Generally, an Urea-SCR system for diesel engines sets the NOx reduction efficiency to 80-90%. The SCR system is theoretically able to achieve the NOx reduction over 95%, but, due to the combination of design factors, the result is varying. The influence factors are the exhaust gas temperature, SCR control strategy, urea dosing parts, flow uniformity, etc. Some factors depend on the exhaust system package.

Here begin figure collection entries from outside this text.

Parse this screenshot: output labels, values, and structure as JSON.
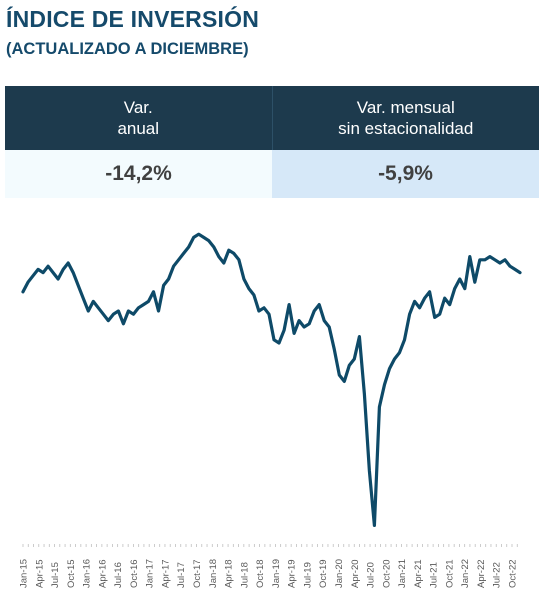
{
  "title": "ÍNDICE DE INVERSIÓN",
  "subtitle": "(ACTUALIZADO A DICIEMBRE)",
  "kpis": [
    {
      "label": "Var.\nanual",
      "value": "-14,2%"
    },
    {
      "label": "Var. mensual\nsin estacionalidad",
      "value": "-5,9%"
    }
  ],
  "colors": {
    "line": "#0e4a68",
    "header": "#1d3a4d",
    "title": "#154a6b"
  },
  "chart_data": {
    "type": "line",
    "title": "",
    "xlabel": "",
    "ylabel": "",
    "grid": false,
    "legend": "none",
    "tick_labels": [
      "Jan-15",
      "Apr-15",
      "Jul-15",
      "Oct-15",
      "Jan-16",
      "Apr-16",
      "Jul-16",
      "Oct-16",
      "Jan-17",
      "Apr-17",
      "Jul-17",
      "Oct-17",
      "Jan-18",
      "Apr-18",
      "Jul-18",
      "Oct-18",
      "Jan-19",
      "Apr-19",
      "Jul-19",
      "Oct-19",
      "Jan-20",
      "Apr-20",
      "Jul-20",
      "Oct-20",
      "Jan-21",
      "Apr-21",
      "Jul-21",
      "Oct-21",
      "Jan-22",
      "Apr-22",
      "Jul-22",
      "Oct-22"
    ],
    "ylim": [
      0,
      100
    ],
    "series": [
      {
        "values": [
          76,
          79,
          81,
          83,
          82,
          84,
          82,
          80,
          83,
          85,
          82,
          78,
          74,
          70,
          73,
          71,
          69,
          67,
          69,
          70,
          66,
          70,
          69,
          71,
          72,
          73,
          76,
          70,
          78,
          80,
          84,
          86,
          88,
          90,
          93,
          94,
          93,
          92,
          90,
          87,
          85,
          89,
          88,
          86,
          80,
          77,
          75,
          70,
          71,
          69,
          61,
          60,
          64,
          72,
          63,
          67,
          65,
          66,
          70,
          72,
          67,
          65,
          58,
          50,
          48,
          53,
          55,
          62,
          44,
          20,
          3,
          40,
          47,
          52,
          55,
          57,
          61,
          69,
          73,
          71,
          74,
          76,
          68,
          69,
          74,
          72,
          77,
          80,
          77,
          87,
          79,
          86,
          86,
          87,
          86,
          85,
          86,
          84,
          83,
          82
        ]
      }
    ]
  }
}
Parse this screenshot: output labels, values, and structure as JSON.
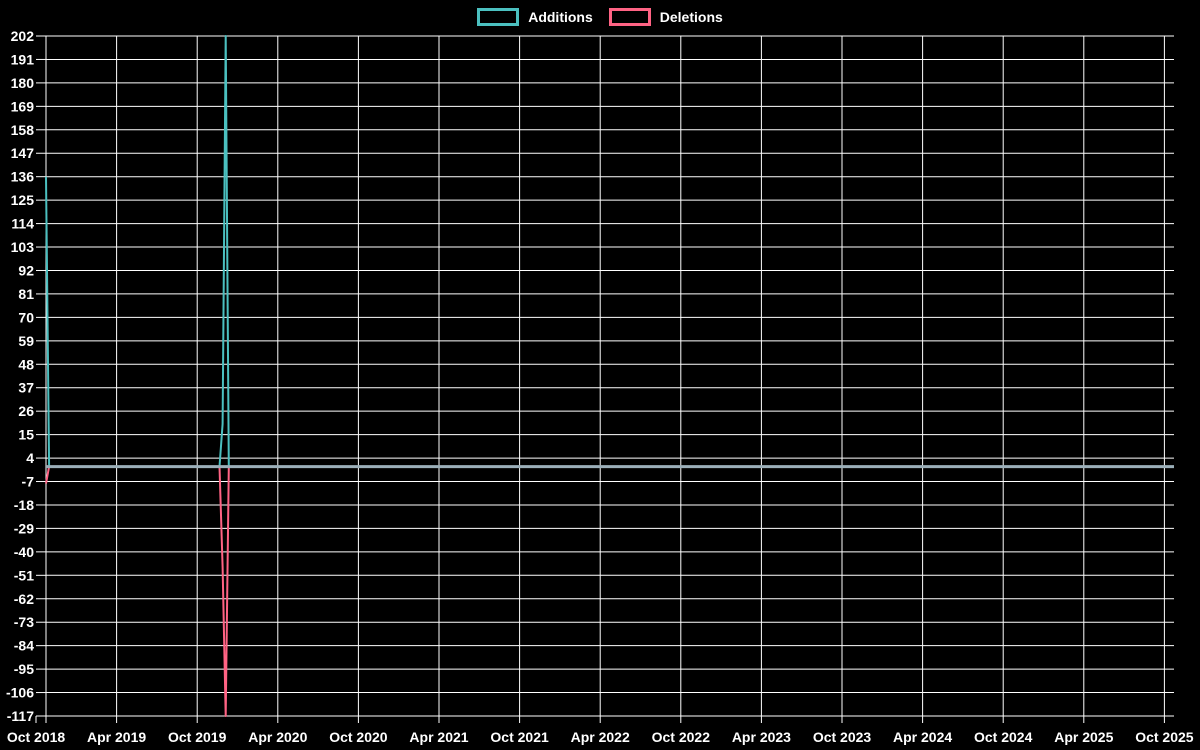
{
  "legend": {
    "position": "top-center",
    "items": [
      {
        "label": "Additions",
        "color": "#4BC0C0"
      },
      {
        "label": "Deletions",
        "color": "#FF6384"
      }
    ]
  },
  "chart_data": {
    "type": "line",
    "title": "",
    "xlabel": "",
    "ylabel": "",
    "background_color": "#000000",
    "grid": true,
    "grid_color": "#FFFFFF",
    "text_color": "#FFFFFF",
    "legend_position": "top-center",
    "x_tick_labels": [
      "Oct 2018",
      "Apr 2019",
      "Oct 2019",
      "Apr 2020",
      "Oct 2020",
      "Apr 2021",
      "Oct 2021",
      "Apr 2022",
      "Oct 2022",
      "Apr 2023",
      "Oct 2023",
      "Apr 2024",
      "Oct 2024",
      "Apr 2025",
      "Oct 2025"
    ],
    "y_tick_labels": [
      202,
      191,
      180,
      169,
      158,
      147,
      136,
      125,
      114,
      103,
      92,
      81,
      70,
      59,
      48,
      37,
      26,
      15,
      4,
      -7,
      -18,
      -29,
      -40,
      -51,
      -62,
      -73,
      -84,
      -95,
      -106,
      -117
    ],
    "ylim": [
      -117,
      202
    ],
    "x_unit": "week-index (0 = week of Oct 21 2018, 364 = week of Oct 19 2025)",
    "x_range_weeks": [
      0,
      364
    ],
    "series": [
      {
        "name": "Additions",
        "color": "#4BC0C0",
        "points": [
          [
            0,
            136
          ],
          [
            1,
            0
          ],
          [
            56,
            0
          ],
          [
            57,
            20
          ],
          [
            58,
            202
          ],
          [
            59,
            0
          ],
          [
            364,
            0
          ]
        ]
      },
      {
        "name": "Deletions",
        "color": "#FF6384",
        "points": [
          [
            0,
            -8
          ],
          [
            1,
            0
          ],
          [
            56,
            0
          ],
          [
            57,
            -47
          ],
          [
            58,
            -117
          ],
          [
            59,
            0
          ],
          [
            364,
            0
          ]
        ]
      }
    ],
    "zero_line": {
      "value": 0,
      "color": "#9BAFB9",
      "width": 3
    }
  }
}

Thus, a system engineer must consider the relation between variable requirements and variable design factors.
The design targets for aftertreatment package in this work are following:
Improvement of NOx reduction efficiency
Improvement of noise reduction performance
To meet Exhaust back-pressure requirement
Minimization of package volume
Minimization of urea-deposit
The aftertreament strategy of the discussed subject are the SCR system for EURO V and the DPF+SCR system for Japan 2009, the developed vehicle are the heavy duty truck and the express bus.
To meet the targets, next steps are carried out:
Investigation the design factor on SCR efficiency and urea-deposit
Analysis of the correlation between SCR efficiency and exhaust basic performance (Noise and flow resistance)
Application of the TRIZ method for a physical contradiction
Optimization of the exhaust package and experimental verification
The result of packaging optimization alone improves the NOx reduction efficiency and prevents urea deposits at the urea dosing unit. By the improved urea mixing designs on the exhaust package structure, the urea-deposit can be reduced from 14.3g to 5g. At the DPF+SCR system for Japan 2009, NOx reduction rate is improved from 69.4% to 75.7% at 13-mode cycle and JE05 mode. The urea spray quantity is improved from 7.0 g/kWh to 5.7g/kWh. In addition to the improvements in emission, the exhaust package volume at the same emission level can be reduced by 10%.